Oggi il pensiero filosofico tende semplicemente a sedersi sulle tombe in cui la grande filosofia del nostro tempo è riuscita a rinchiudere il senso greco-tradizionale della verità e di Dio. E raramente la grande filosofia del nostro tempo coincide con i pensatori che oggi riempiono gli scritti filosofici. Grande filosofia del nostro tempo è innanzitutto quella di Nietzsche, di Gentile e, ancor più originariamente, quella di Leopardi. Certo, con l’espressione “innanzitutto” non si intende dire “esclusivamente”, ma si intende indicare la dimensione storica da cui si è sviluppata la grande ricchezza del pensiero contemporaneo, che dal campo filosofico si è poi riversata in ogni altro ambito della civiltà del nostro tempo. Ma nella cultura filosofica oggi dominante nel mondo chi conosce la potenza del pensiero di Gentile? E, per tale cultura, non è forse del tutto inconcepibile e scandaloso considerare decisivi i pensieri di un poeta italiano dei primi decenni del XIX secolo?
La potenza invincibile della filosofia contemporanea ha dunque il carattere del sottosuolo. E’ una potenza in cui non si inciampa camminando, ma va scoperta lungo un cammino difficile. Qui limitiamoci ad affermare che verso i primi passi di questo cammino ci fa rivolgere Nietzsche, quando in ‘Così parlò Zarathustra (“Sulle isole beate”) scrive: “Ma, affinché vi apra tutto il mio cuore, amici: se vi fossero degli dei, come potrei sopportare di non essere dio! ‘Dunque’ non vi sono dei”.
Scendere nel sottosuolo della filosofia contemporanea e scorgere la potenza che da lì si sprigiona sino a scuotere e a distruggere tutti gli dei della tradizione occidentale e di ogni altra tradizione, significa comprendere il senso autentico e l’inevitabilità di quel “dunque”. Sino a che non ci si incammina in questa direzione, si perde di vista l’inevitabilità della morte delle verità e di Dio, e la tradizione può legittimamente avanzare ancora una volta la pretesa di guidare il mondo. [ … ]

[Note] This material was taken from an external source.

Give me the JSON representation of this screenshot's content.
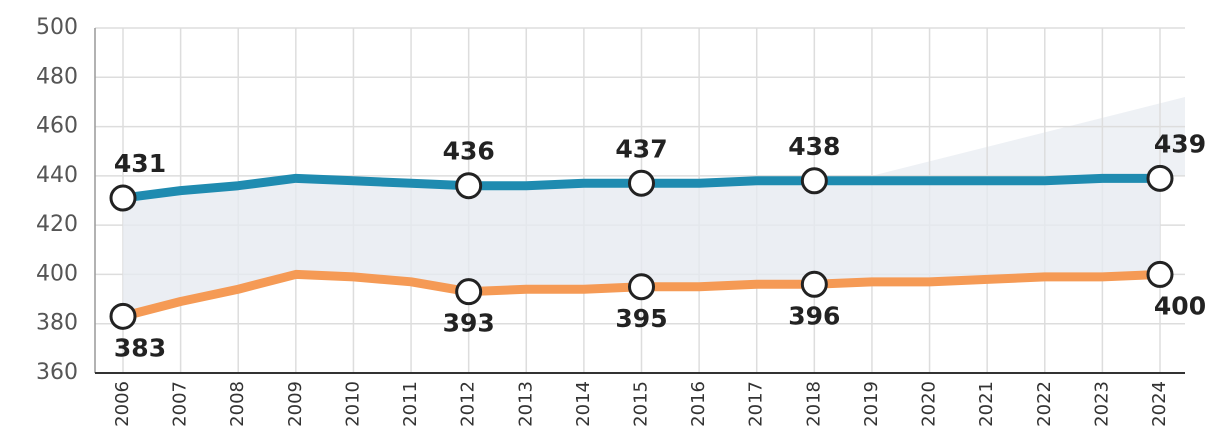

Qui possiamo solo richiamare che l’avvento della civiltà della tecnica – ossia della civiltà che porta al tramonto la tradizione – non è un semplice fatto, ma è qualcosa di inevitabile, proprio e soltanto perché è inevitabile la morte della verità e degli dei della tradizione. Il che significa che il rapporto tra tecnica e filosofia è ben più profondo di quanto comunemente si crede da parte del pensiero scientifico e dello stesso sapere filosofico. Così profondo che non si tratta semplicemente di comprendere i presupposti filosofici della scienza e della tecnica, ma si tratta addirittura di rendersi conto che la stessa efficacia operativa della tecnica è dovuta al suo rapporto con il pensiero filosofico, sia con quello della tradizione sia con quello del nostro tempo.

(E: Severino, Tecnica e architettura, Raffaele Cortina Editore, Milano 2003, pp. 36-38).